Of the 135 households, 17.0% had children under 18 living with them, 70.4% were married couples living together, 3.7% had a female householder with no husband present, and 23.0% were not families. About 20.0% of all households were made up of individuals, and 10.4% had someone living alone who was 65 or older. The average household size was 2.21, and the average family size was 2.50.

In the city, the age distribution was 13.1% under 18, 3.7% from 18 to 24, 18.1% from 25 to 44, 33.2% from 45 to 64, and 31.9% who were 65 or older. The median age was 56 years. For every 100 females, there were 106.9 males. For every 100 females 18 and over, there were 97.7 males.

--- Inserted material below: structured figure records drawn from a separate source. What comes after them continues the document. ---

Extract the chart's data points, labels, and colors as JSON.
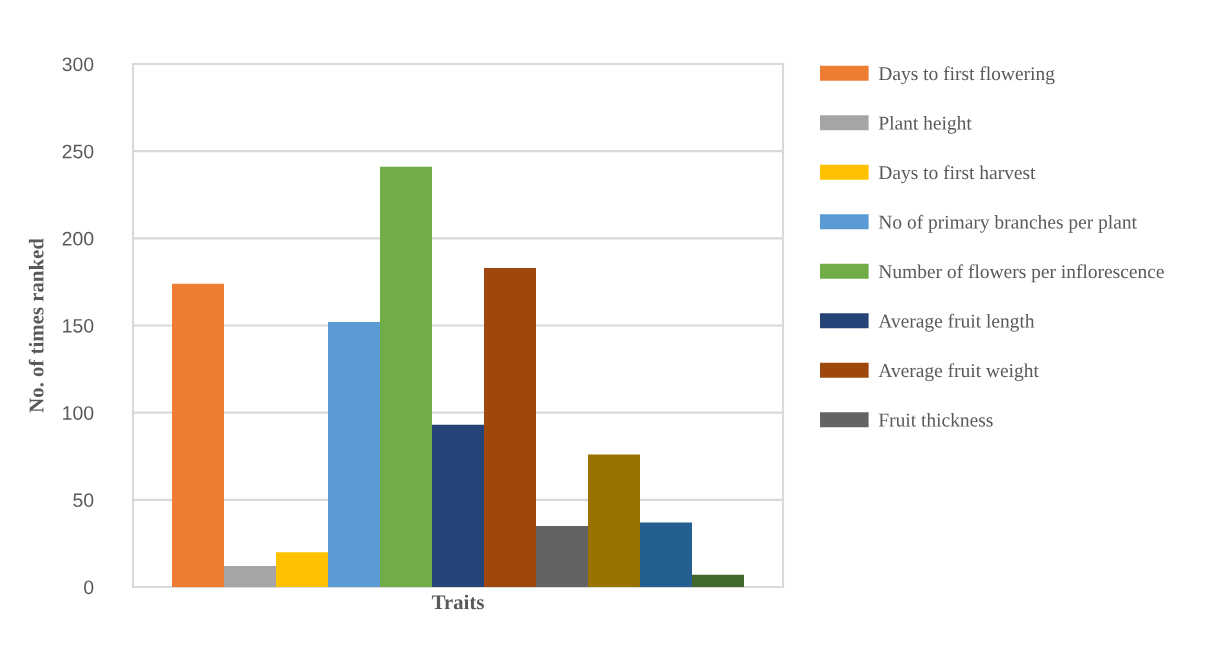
{
  "chart_data": {
    "type": "bar",
    "xlabel": "Traits",
    "ylabel": "No. of times ranked",
    "categories": [
      null
    ],
    "series": [
      {
        "name": "Days to first flowering",
        "color": "#ed7d31",
        "values": [
          174
        ]
      },
      {
        "name": "Plant height",
        "color": "#a5a5a5",
        "values": [
          12
        ]
      },
      {
        "name": "Days to first harvest",
        "color": "#ffc000",
        "values": [
          20
        ]
      },
      {
        "name": "No of primary branches per plant",
        "color": "#5b9bd5",
        "values": [
          152
        ]
      },
      {
        "name": "Number of flowers per inflorescence",
        "color": "#70ad47",
        "values": [
          241
        ]
      },
      {
        "name": "Average fruit length",
        "color": "#264478",
        "values": [
          93
        ]
      },
      {
        "name": "Average fruit weight",
        "color": "#9e480e",
        "values": [
          183
        ]
      },
      {
        "name": "Fruit thickness",
        "color": "#636363",
        "values": [
          35
        ]
      },
      {
        "color": "#997300",
        "values": [
          76
        ]
      },
      {
        "color": "#255e91",
        "values": [
          37
        ]
      },
      {
        "color": "#43682b",
        "values": [
          7
        ]
      }
    ],
    "ylim": [
      0,
      300
    ],
    "yticks": [
      0,
      50,
      100,
      150,
      200,
      250,
      300
    ],
    "grid": "y",
    "legend": "right"
  }
}
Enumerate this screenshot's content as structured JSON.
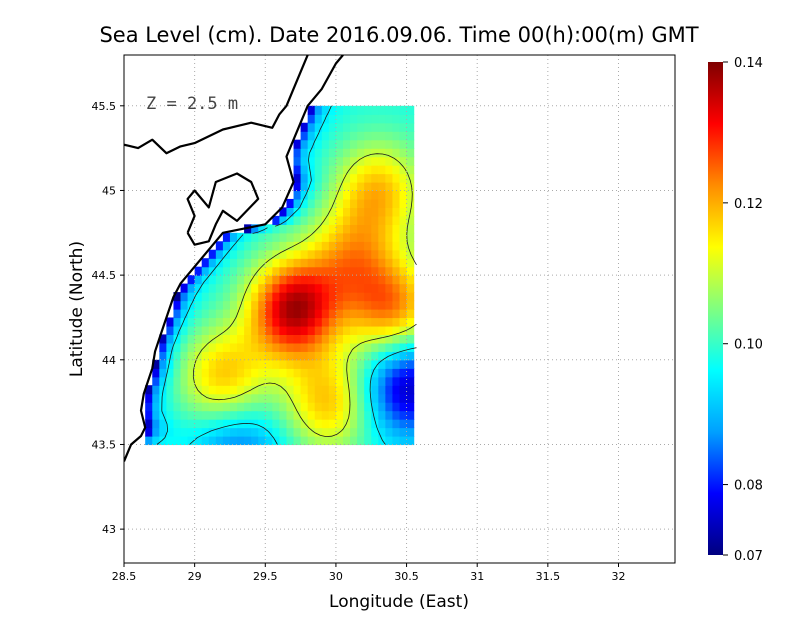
{
  "chart_data": {
    "type": "heatmap",
    "title": "Sea Level (cm). Date 2016.09.06. Time 00(h):00(m) GMT",
    "xlabel": "Longitude (East)",
    "ylabel": "Latitude (North)",
    "xlim": [
      28.5,
      32.4
    ],
    "ylim": [
      42.8,
      45.8
    ],
    "x_ticks": [
      28.5,
      29,
      29.5,
      30,
      30.5,
      31,
      31.5,
      32
    ],
    "x_tick_labels": [
      "28.5",
      "29",
      "29.5",
      "30",
      "30.5",
      "31",
      "31.5",
      "32"
    ],
    "y_ticks": [
      43,
      43.5,
      44,
      44.5,
      45,
      45.5
    ],
    "y_tick_labels": [
      "43",
      "43.5",
      "44",
      "44.5",
      "45",
      "45.5"
    ],
    "grid": true,
    "annotation": "Z = 2.5 m",
    "colorbar": {
      "min": 0.07,
      "max": 0.14,
      "ticks": [
        "0.07",
        "0.08",
        "0.10",
        "0.12",
        "0.14"
      ],
      "tick_values": [
        0.07,
        0.08,
        0.1,
        0.12,
        0.14
      ],
      "colors": [
        "#00007f",
        "#0000ff",
        "#00a0ff",
        "#00ffff",
        "#80ff80",
        "#ffff00",
        "#ff8c00",
        "#ff0000",
        "#7f0000"
      ]
    },
    "field": {
      "lon_range": [
        28.65,
        30.55
      ],
      "lat_range": [
        43.5,
        45.5
      ],
      "background": 0.098,
      "features": [
        {
          "lon": 29.7,
          "lat": 44.3,
          "value": 0.038
        },
        {
          "lon": 30.4,
          "lat": 44.3,
          "value": 0.025
        },
        {
          "lon": 29.2,
          "lat": 43.9,
          "value": 0.02
        },
        {
          "lon": 29.95,
          "lat": 43.75,
          "value": 0.02
        },
        {
          "lon": 30.3,
          "lat": 45.0,
          "value": 0.02
        },
        {
          "lon": 30.1,
          "lat": 44.6,
          "value": 0.018
        },
        {
          "lon": 30.5,
          "lat": 43.85,
          "value": -0.025
        },
        {
          "lon": 29.3,
          "lat": 43.45,
          "value": -0.015
        }
      ],
      "contour_levels": [
        0.095,
        0.11
      ]
    },
    "coast_west": [
      [
        28.5,
        43.4
      ],
      [
        28.55,
        43.5
      ],
      [
        28.62,
        43.55
      ],
      [
        28.65,
        43.6
      ],
      [
        28.62,
        43.7
      ],
      [
        28.64,
        43.8
      ],
      [
        28.7,
        43.95
      ],
      [
        28.72,
        44.05
      ],
      [
        28.78,
        44.2
      ],
      [
        28.85,
        44.37
      ],
      [
        28.9,
        44.45
      ],
      [
        29.05,
        44.6
      ],
      [
        29.2,
        44.75
      ],
      [
        29.5,
        44.8
      ],
      [
        29.62,
        44.9
      ],
      [
        29.7,
        45.05
      ],
      [
        29.65,
        45.2
      ],
      [
        29.75,
        45.4
      ],
      [
        29.8,
        45.5
      ],
      [
        29.9,
        45.6
      ],
      [
        30.0,
        45.75
      ],
      [
        30.05,
        45.8
      ]
    ],
    "coast_north": [
      [
        28.5,
        45.27
      ],
      [
        28.6,
        45.25
      ],
      [
        28.7,
        45.3
      ],
      [
        28.8,
        45.22
      ],
      [
        28.9,
        45.26
      ],
      [
        29.0,
        45.28
      ],
      [
        29.2,
        45.36
      ],
      [
        29.4,
        45.4
      ],
      [
        29.55,
        45.37
      ],
      [
        29.6,
        45.45
      ],
      [
        29.65,
        45.5
      ],
      [
        29.7,
        45.6
      ],
      [
        29.75,
        45.7
      ],
      [
        29.8,
        45.8
      ]
    ],
    "coast_lagoon": [
      [
        28.95,
        44.75
      ],
      [
        29.0,
        44.85
      ],
      [
        28.95,
        44.95
      ],
      [
        29.0,
        45.0
      ],
      [
        29.1,
        44.9
      ],
      [
        29.15,
        45.05
      ],
      [
        29.3,
        45.1
      ],
      [
        29.4,
        45.05
      ],
      [
        29.45,
        44.95
      ],
      [
        29.3,
        44.82
      ],
      [
        29.2,
        44.88
      ],
      [
        29.15,
        44.8
      ],
      [
        29.1,
        44.7
      ],
      [
        29.0,
        44.68
      ],
      [
        28.95,
        44.75
      ]
    ]
  }
}
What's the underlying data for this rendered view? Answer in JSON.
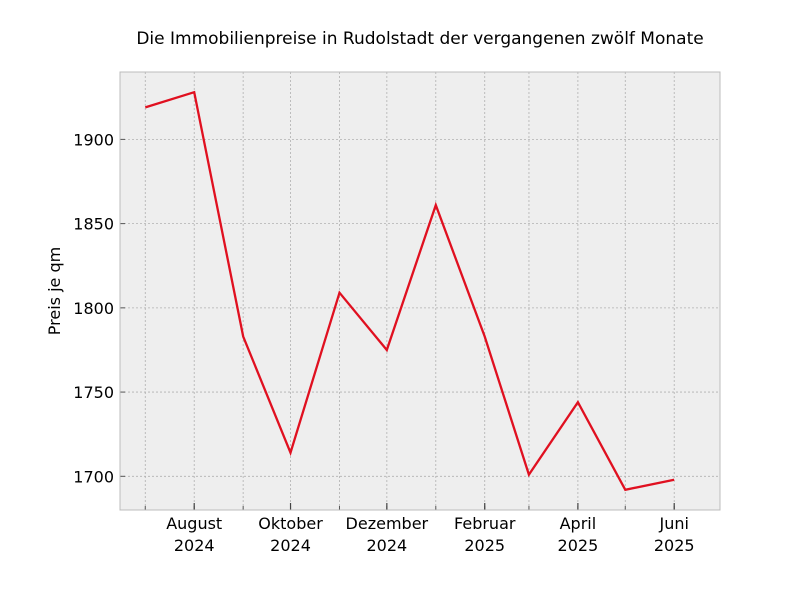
{
  "chart_data": {
    "type": "line",
    "title": "Die Immobilienpreise in Rudolstadt der vergangenen zwölf Monate",
    "xlabel": "",
    "ylabel": "Preis je qm",
    "x": [
      "2024-07",
      "2024-08",
      "2024-09",
      "2024-10",
      "2024-11",
      "2024-12",
      "2025-01",
      "2025-02",
      "2025-03",
      "2025-04",
      "2025-05",
      "2025-06"
    ],
    "series": [
      {
        "values": [
          1919,
          1928,
          1783,
          1714,
          1809,
          1775,
          1861,
          1783,
          1701,
          1744,
          1692,
          1698
        ]
      }
    ],
    "x_ticks": [
      {
        "x": "2024-08",
        "line1": "August",
        "line2": "2024"
      },
      {
        "x": "2024-10",
        "line1": "Oktober",
        "line2": "2024"
      },
      {
        "x": "2024-12",
        "line1": "Dezember",
        "line2": "2024"
      },
      {
        "x": "2025-02",
        "line1": "Februar",
        "line2": "2025"
      },
      {
        "x": "2025-04",
        "line1": "April",
        "line2": "2025"
      },
      {
        "x": "2025-06",
        "line1": "Juni",
        "line2": "2025"
      }
    ],
    "y_ticks": [
      1700,
      1750,
      1800,
      1850,
      1900
    ],
    "ylim": [
      1680,
      1940
    ],
    "xlim": [
      "2024-06-15",
      "2025-06-30"
    ],
    "grid": true,
    "line_color": "#e01020",
    "plot_background": "#eeeeee",
    "grid_color": "#b0b0b0"
  }
}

The median income in the city for a household was $32,143 and for a family was $40,000. Males had a median income of $41,875 versus $20,625 for females. The per capita income for the city was $19,504. About 7.5% of families and 9.6% of the population were below the poverty line, including 24.4% of those under 18 and 4.6% of those 65 or over.

==Education==
Public education in the city of Huxley is provided by the Shelbyville and Joaquin Independent School Districts.